Review by C.J. Bunce
How often do you read a series that makes it to four volumes and each entry gets progressively better? That’s exactly what awaits you in Gigi Chang, Anna Holmwood, and Shelly Bryant’s landmark English translation of Jin Yong′s Legends of the Condor Heroes novels. This series, originally a serialized novel written and first published by Yong aka Louis Cha between 1957 and 1959, is in fact the worldwide best selling novel of all time, with a billion copies in print. A 38 volume manhua comic was issued in 1998, and countless film and TV adaptations followed, including my favorite in 2017 (reviewed here). In the spirit of Homer, Robert E. Howard, Edgar Rice Burroughs, J.R.R. Tolkien, Akira Kurosawa, and George Lucas, the series is among the world’s greatest fantasy novels and you should think of the fourth and final installment, A Heart Divided, as the Return of the King of the series. Only it’s better than Tolkien’s finale–incredible subplots, powerful historical fantasy, dozens of major, important key characters, who, because of the stunning translation and Jin’s literary characterizations, will be easy for Western audiences to keep track of. It doesn’t fall into the trap of many major fantasy series: losing the steam built up in the earlier installments.
A Heart Divided, at last available in U.S. and UK bookstores and here at Amazon, is the first English translation of Volume 4. Another expert translation of Jin’s breathtaking adventure, full of wit and wisdom, romance, and all aspects of humanity, expect to find the most successful wind-up of all the key plot points, and clever unstitching of all the tightly woven story threads in the saga. This is the Shakespearean ending, full of tragedy and triumph, and the bloodiest of the installments–with one key character killed in Volume 3, A Snake Lies Waiting, only a few favorites will remain standing by the end of A Heart Divided. Jin’s smart choices will be certain to surprise readers.
If you missed my previous reviews from the series, know that the series rated among our best books of the past decade here at borg. Two young men whose destinies were determined before they were born, Guo Jing and Yang Kang, were made sworn brothers by their fathers, and their lives came crashing together 18 years later in A Hero Born (awarded our Best Read of 2019, reviewed here at borg), as the truth of their shared past finally caught up with them. By the end of the first book they had each developed relationships with powerful women, Lotus Huang with Guo, Mercy Mu with Yang, all four among the most promising martial artists of their time. The conflicts of the second and third volumes were given greater gravity here, more tones of a Shakespearean tragedy, as Guo and Lotus continue to be driven apart at every turn. Book Four is about stakes, about the growth of its hero, and the wisdom and skills of Lotus, the final determination of the greatest living kung fu master, and the end of Genghis Khan’s empire building.

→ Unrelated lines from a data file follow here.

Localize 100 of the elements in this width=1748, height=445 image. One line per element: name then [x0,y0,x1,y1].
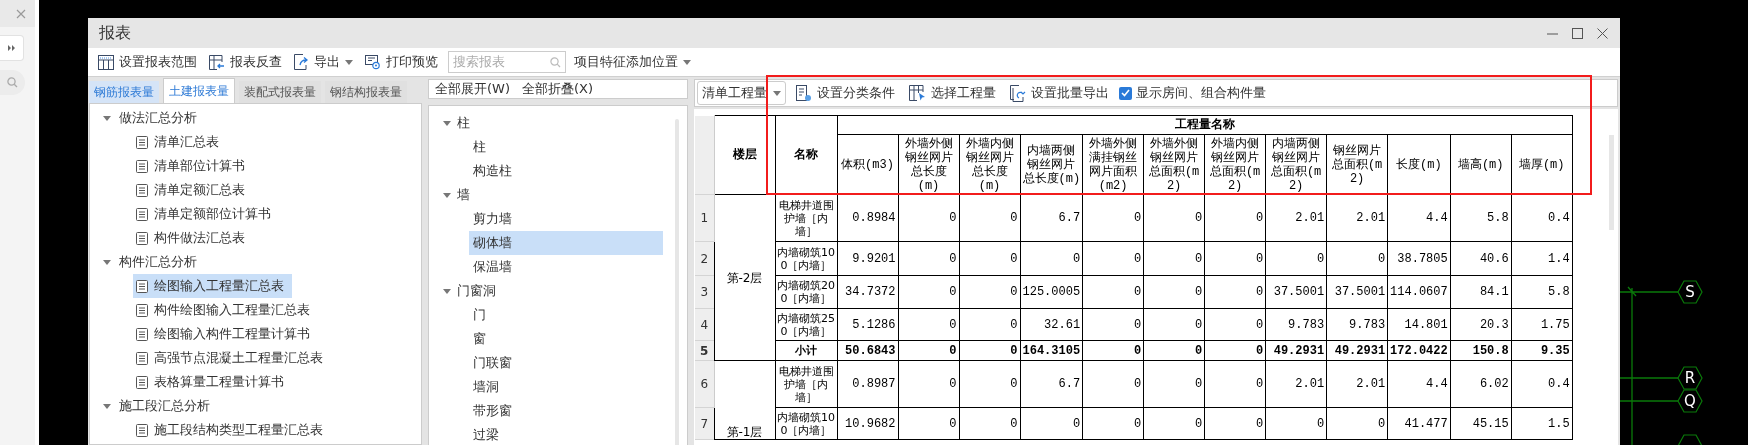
caret-icon [443,192,451,198]
tree-item[interactable]: 过梁 [469,423,663,445]
tree-item[interactable]: 剪力墙 [469,207,663,231]
tree-item[interactable]: 构件绘图输入工程量汇总表 [133,298,318,322]
axis-line [1620,291,1679,293]
caret-icon [103,115,111,121]
tree-item[interactable]: 柱 [469,135,663,159]
report-tab[interactable]: 装配式报表量 [239,81,321,103]
tree-group[interactable]: 门窗洞 [429,279,671,303]
tree-item[interactable]: 构件做法汇总表 [133,226,253,250]
toolbar-button[interactable]: 设置批量导出 [1006,81,1113,105]
tree-action-link[interactable]: 全部折叠(X) [522,80,594,98]
table-cell: 0 [1082,308,1144,341]
table-cell: 0 [1204,275,1266,309]
document-icon [136,231,148,245]
toolbar-button[interactable]: 设置分类条件 [792,81,899,105]
row-number: 2 [695,241,714,276]
tree-item[interactable]: 绘图输入构件工程量计算书 [133,322,318,346]
table-cell: 37.5001 [1326,275,1388,309]
menu-button[interactable]: 导出 [290,50,357,74]
row-number: 1 [695,194,714,242]
table-arrow-icon [209,54,225,70]
search-button[interactable] [0,70,25,95]
table-cell: 0 [1020,241,1083,276]
window-title: 报表 [99,22,132,44]
report-tab[interactable]: 钢筋报表量 [89,81,159,103]
document-icon [136,423,148,437]
table-cell: 0 [1082,275,1144,309]
table-cell: 84.1 [1450,275,1512,309]
table-cell: 20.3 [1450,308,1512,341]
document-icon [136,375,148,389]
tree-item[interactable]: 绘图输入工程量汇总表 [133,274,292,298]
table-cell: 0.8987 [837,360,898,408]
search-icon [550,56,561,68]
table-cell: 0 [959,340,1020,361]
table-cursor-icon [909,85,926,101]
list-settings-icon [796,84,812,102]
name-cell: 内墙砌筑250［内墙］ [775,308,837,341]
tree-group[interactable]: 柱 [429,111,671,135]
row-number: 4 [695,308,714,341]
toolbar-button[interactable]: 选择工程量 [905,81,1000,105]
document-icon [136,303,148,317]
table-cell: 0 [898,360,959,408]
name-cell: 电梯井道围护墙［内墙］ [775,194,837,242]
quantity-dropdown[interactable]: 清单工程量 [697,81,786,105]
tree-item[interactable]: 砌体墙 [469,231,663,255]
tree-group[interactable]: 构件汇总分析 [90,250,421,274]
report-tab[interactable]: 钢结构报表量 [325,81,407,103]
tree-item[interactable]: 门 [469,303,663,327]
table-cell: 2.01 [1265,360,1327,408]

Guo and Lotus’s teacher or shifu Count Seven Hong, Chief of the Beggar Clan, is back with sworn brother Zhou Botong of the Quanzhen Sect, the two best supporting characters in the series. The driving force of the story continues to be Lotus, one of the most fantastic superheroines ever written, despite Jin’s more overt efforts to reveal a story about a farm boy who lives among China’s greatest heroes, all the while incorporating real texts of the era and historical figures.
Again, all the questions are answered: Will Guo avenge his father’s death and destroy Wanyan Honglie? Will Guo and Lotus be reunited? Will Yang and Merci Mu? Will Lotus’s father accept Guo as son or force the promised marriage to his daughter? Will Guo return to fight in battle alongside Genghis Khan? What is the fate of the Five Greats and the remaining Six Freaks of Jiangnan? Will Guo be able to take his mother back to her Song homeland? Will Genghis Khan conquer the known world? Will Guo or Lotus master the techniques of the Nine Yin Manual? Who is the last villain standing and ultimate kung fu master? Who will win the final battle at Mount Hua? Is there a future for the Condor Heroes?
Readers will encounter the same level of precision in adapting Jin’s lyrical prose in the translations of the first three volumes, more of Jin’s complex storytelling intertwined with the very real culture of the day, including all the social, literary, artistic, and political details of China, the Mongols, Song, and Jin, the Taoist philosophy, along with the visual kung fu action that was an important part of life in this part of Asia in the 12th century.